CARBON STEEL KNIVES
A knife of high carbon steel should be kept clean and dry to minimize the chances for rust. Always apply oil or wax after each use.
WHAT SHOULD I USE ON MY KNIVES TO KEEP THEM LOOKING GOOD?
If you prepare food with your knife we recommend using our Blade Balm or Red Eyed Hog B-Fat. If you do not use your knife for food prep, 3-in-1 oil works nicely.
We highly recommend a protective layer of oil or wax on the exposed carbon steel. Apply after cleaning and completely drying your knife.
Never put your knife in a dishwasher. The harsh chemicals and hot temperature will ruin the quality of the blade and deteriorate the handle. Dry thoroughly after hand washing and do not store unless fully dry. Use a towel to dry the blade and apply a layer of oil or wax to the surface of the steel. Store away from humidity.
Do not leave the knife with moisture on it or put it on a wet surface for extended periods of time as your knife will rust.
Storing a knife inside a leather sheath for prolonged periods of time is not advised as leather can pull moisture from the air, trapping it against the blade.

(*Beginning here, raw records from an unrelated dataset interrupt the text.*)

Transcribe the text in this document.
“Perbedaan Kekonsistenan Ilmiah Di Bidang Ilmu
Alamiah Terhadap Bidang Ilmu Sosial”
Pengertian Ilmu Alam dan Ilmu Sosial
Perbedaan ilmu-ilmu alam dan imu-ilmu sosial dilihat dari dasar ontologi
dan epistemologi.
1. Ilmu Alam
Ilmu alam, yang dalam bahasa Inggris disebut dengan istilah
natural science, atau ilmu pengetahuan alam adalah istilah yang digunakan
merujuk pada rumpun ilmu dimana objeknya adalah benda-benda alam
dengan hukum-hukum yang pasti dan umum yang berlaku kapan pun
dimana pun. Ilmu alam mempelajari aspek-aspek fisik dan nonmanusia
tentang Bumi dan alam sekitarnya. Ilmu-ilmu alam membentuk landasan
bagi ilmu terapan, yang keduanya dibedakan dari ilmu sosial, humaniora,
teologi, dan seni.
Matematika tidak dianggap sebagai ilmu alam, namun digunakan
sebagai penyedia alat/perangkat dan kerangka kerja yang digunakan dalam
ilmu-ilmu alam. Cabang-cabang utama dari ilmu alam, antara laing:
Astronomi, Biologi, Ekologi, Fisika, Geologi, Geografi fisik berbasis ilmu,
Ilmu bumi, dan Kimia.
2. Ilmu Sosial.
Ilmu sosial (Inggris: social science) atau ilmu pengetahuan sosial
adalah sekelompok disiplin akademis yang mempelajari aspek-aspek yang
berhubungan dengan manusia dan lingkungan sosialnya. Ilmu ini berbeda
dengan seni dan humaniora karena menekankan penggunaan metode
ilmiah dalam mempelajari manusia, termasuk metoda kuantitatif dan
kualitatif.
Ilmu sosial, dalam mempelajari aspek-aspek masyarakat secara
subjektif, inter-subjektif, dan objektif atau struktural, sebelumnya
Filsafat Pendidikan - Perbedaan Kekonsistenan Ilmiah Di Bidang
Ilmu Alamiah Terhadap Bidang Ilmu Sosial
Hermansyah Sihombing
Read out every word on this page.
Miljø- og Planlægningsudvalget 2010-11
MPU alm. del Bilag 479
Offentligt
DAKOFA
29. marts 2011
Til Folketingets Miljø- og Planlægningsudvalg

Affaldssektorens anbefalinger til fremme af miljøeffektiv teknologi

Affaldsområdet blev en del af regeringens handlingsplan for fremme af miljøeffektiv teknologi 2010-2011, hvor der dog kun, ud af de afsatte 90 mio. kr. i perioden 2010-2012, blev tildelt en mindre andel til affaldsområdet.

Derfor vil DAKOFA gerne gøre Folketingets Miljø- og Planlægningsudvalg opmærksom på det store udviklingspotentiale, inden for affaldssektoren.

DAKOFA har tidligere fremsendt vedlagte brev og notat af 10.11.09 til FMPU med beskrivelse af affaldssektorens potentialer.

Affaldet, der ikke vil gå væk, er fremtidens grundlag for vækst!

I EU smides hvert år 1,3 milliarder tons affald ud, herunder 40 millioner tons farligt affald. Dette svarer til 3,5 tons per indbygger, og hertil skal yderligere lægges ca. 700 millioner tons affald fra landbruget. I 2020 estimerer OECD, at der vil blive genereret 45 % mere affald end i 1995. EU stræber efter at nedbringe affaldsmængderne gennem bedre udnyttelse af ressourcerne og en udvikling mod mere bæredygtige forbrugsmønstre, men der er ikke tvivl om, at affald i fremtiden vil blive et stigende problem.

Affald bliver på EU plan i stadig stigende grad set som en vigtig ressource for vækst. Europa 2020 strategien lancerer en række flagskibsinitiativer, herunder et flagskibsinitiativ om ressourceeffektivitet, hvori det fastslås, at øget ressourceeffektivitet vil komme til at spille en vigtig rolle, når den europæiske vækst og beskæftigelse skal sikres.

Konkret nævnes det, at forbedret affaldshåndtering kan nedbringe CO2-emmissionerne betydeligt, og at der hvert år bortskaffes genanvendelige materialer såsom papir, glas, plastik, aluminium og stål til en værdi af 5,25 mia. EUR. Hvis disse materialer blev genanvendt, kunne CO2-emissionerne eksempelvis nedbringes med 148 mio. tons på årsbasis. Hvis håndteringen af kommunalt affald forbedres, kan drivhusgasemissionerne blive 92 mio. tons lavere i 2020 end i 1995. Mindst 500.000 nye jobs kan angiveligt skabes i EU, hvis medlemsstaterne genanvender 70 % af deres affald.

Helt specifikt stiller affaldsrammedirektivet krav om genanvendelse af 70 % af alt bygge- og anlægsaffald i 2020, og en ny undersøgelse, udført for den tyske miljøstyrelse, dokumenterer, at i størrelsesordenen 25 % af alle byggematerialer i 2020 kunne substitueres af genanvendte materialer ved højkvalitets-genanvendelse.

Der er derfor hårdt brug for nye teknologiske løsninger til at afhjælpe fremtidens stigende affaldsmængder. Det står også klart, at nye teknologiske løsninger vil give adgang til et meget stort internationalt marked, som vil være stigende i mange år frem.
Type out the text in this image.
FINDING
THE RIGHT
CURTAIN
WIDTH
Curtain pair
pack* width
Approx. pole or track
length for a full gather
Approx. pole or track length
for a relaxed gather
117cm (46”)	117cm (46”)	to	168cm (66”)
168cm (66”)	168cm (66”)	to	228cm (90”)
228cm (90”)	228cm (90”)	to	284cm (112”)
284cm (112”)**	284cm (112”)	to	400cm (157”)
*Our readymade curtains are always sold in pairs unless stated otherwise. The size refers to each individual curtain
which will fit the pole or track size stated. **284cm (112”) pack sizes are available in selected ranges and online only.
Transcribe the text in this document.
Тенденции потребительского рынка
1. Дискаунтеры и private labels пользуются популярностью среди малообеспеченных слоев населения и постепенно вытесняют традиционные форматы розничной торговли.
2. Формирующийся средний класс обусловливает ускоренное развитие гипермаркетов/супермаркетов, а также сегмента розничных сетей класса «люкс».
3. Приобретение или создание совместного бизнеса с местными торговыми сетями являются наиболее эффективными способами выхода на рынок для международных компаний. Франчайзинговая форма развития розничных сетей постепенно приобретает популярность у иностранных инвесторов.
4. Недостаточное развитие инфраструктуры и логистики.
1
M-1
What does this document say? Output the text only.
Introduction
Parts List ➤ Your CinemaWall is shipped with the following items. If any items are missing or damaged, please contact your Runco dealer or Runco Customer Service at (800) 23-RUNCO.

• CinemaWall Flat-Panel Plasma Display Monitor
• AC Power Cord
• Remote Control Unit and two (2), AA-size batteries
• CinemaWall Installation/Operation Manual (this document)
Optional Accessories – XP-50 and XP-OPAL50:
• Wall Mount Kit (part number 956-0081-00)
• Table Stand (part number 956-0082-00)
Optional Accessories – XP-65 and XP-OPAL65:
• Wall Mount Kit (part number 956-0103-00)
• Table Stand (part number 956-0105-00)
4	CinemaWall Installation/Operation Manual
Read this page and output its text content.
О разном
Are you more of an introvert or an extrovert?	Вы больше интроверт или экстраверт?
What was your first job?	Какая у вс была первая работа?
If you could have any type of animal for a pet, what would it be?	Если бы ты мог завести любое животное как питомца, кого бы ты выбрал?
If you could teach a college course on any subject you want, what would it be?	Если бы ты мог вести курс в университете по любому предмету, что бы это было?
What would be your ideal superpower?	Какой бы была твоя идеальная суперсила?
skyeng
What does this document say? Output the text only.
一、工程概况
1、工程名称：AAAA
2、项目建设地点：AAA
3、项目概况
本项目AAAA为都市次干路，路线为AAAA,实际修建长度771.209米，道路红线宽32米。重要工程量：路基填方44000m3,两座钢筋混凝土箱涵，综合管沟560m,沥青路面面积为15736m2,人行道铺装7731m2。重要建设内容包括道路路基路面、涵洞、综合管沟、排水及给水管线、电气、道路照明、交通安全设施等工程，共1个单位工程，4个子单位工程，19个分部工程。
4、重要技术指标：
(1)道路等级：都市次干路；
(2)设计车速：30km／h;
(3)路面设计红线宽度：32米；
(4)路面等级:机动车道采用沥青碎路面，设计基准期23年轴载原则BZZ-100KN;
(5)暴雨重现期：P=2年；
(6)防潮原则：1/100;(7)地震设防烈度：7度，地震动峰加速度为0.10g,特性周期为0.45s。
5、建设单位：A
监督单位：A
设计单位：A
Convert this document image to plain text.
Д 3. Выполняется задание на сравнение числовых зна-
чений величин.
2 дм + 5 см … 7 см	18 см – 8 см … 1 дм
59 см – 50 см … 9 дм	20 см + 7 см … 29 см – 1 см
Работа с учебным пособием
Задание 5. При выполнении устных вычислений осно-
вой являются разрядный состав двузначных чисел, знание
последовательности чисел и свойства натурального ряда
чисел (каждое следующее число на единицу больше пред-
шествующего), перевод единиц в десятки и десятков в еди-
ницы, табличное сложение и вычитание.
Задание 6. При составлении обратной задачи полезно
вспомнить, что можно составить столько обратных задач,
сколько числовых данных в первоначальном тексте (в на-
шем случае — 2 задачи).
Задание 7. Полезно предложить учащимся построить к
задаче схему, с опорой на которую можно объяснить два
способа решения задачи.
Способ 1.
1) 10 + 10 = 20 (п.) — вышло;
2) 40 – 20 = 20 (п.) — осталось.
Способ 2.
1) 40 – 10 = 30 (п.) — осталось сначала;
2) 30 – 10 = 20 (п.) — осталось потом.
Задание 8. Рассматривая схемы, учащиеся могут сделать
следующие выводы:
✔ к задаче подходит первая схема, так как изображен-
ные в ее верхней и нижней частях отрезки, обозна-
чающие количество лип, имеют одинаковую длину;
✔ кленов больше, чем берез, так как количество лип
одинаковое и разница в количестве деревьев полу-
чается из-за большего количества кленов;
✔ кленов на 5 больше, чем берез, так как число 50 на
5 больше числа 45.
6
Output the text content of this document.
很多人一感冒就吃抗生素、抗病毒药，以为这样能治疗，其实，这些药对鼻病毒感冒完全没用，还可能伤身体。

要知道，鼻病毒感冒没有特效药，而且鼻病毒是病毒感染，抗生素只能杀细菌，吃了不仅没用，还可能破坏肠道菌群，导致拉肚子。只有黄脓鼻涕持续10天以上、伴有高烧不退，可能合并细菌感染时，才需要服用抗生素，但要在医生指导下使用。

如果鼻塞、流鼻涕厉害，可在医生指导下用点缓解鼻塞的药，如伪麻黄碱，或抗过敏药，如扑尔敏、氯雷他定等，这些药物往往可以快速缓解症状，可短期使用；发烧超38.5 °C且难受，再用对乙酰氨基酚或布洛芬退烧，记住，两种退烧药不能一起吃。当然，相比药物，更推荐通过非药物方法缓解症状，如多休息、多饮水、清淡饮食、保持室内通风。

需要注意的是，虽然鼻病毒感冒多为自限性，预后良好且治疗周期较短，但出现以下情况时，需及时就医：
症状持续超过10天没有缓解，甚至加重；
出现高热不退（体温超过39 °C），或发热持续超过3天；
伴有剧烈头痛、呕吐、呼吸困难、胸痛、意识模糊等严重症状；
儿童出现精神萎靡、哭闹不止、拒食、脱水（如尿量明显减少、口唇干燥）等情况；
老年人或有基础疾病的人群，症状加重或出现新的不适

Avoid cutting acidic foods if possible as they promote rust. If you do cut acidic foods, rinse your knife under running water directly after use. Remember to completely dry your blade and apply a layer of oil or wax.
Foods such as onions, garlic, chives, artichokes and cabbage encourage a black patina. If you wish to prevent this type of patina, avoid using your knife with these foods.
Any rust should be removed immediately so it doesn’t spread.
Due to the nature of carbon steel knives, they will form a natural patina over time. This is normal and should be expected.
WHAT IS A PATINA?
You will find, as I have, that carbon Steel blades will change color, becoming grey or even black as they are used. Consider how copper becomes green over time, or a leather jacket becomes more beautiful as it ages. This is called a patina, and it’s a good thing! A patina develops on carbon steel when exposed to air for extended periods of time or to acids for short periods of time. It’s a type of oxidation that helps ward off the evil red rust that eats away at steel and destroys your knife. Black or grey = good, red or orange = bad.
With any high carbon steel, you can expect your blade to discolor over time. As it gets used, it will develop this patina. Patina is natural and should not only be expected, but embraced. It tells the story of where your knife has been and all the things it has done for you. The patina will also help protect it from rusting.
If you use your knives on foods like onions, tomatoes or other acidic food, you will notice the patina getting darker. My carbon knives have a strong patina that I acknowledge as a reward for using exceptional knives, with each blade being unique.
Remember. Your knives do have limitations and are not indestructible…
- DO NOT use your knife as a screwdriver, can opener, pry bar, jimmy, hammer, axe, pick, shovel, chisel or any other tool it is not designed to be used for. (You can buy all of these tools at your local hardware store for much less than your knife)
Don’t throw your knife or use it for batoning or prying.
Don't let a damp blade rest against dissimilar metals for any period of time as it may encourage Galvanic corrosion.